A proposta se inspira na polêmica medida provisória do ministro
Bresser Pereira. Em atraso em relação a alguns Estados, o PSDB de
São Paulo, por meio de seus brilhantes ideólogos, conseguiu piorar os termos da proposta federal.
O Executivo paulista praticamente extinguiu o controle público do processo. O Conselho Estadual de Saúde, instância máxima
de participação da comunidade no
SUS, nem é citado. As OS são concebidas como entidades marcadamente privadas, mesmo sem fins
lucrativos. Não se trata de espaço
público não-estatal, e sim de uso
privado do patrimônio público.
Só os secretários da Saúde e da
Administração terão poder discricionário para, de forma unilateral,
escolher qual será considerada OS
para receber a concessão dos serviços públicos (flagrante afronta
às constituições e às leis).

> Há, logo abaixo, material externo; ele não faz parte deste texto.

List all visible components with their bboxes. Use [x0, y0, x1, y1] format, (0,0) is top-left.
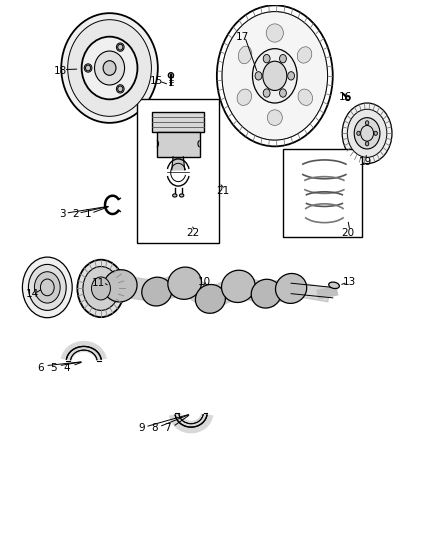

O contrato de gestão será apresentado
pela OS ao secretário, em vez de a
iniciativa caber ao poder público.
Garantiu-se ao máximo o interesse da entidade privada nascente.
Não somos contra parcerias nem
temos uma visão estatizante, mas
não compraremos gato por lebre.
Queremos fazer valer os princípios da universalidade, equidade e
integralidade dos serviços de saúde. Como veio, o projeto não passará. Estamos abertos ao debate.
Vamos a ele, sem arroubos ideológicos ou subterfúgios.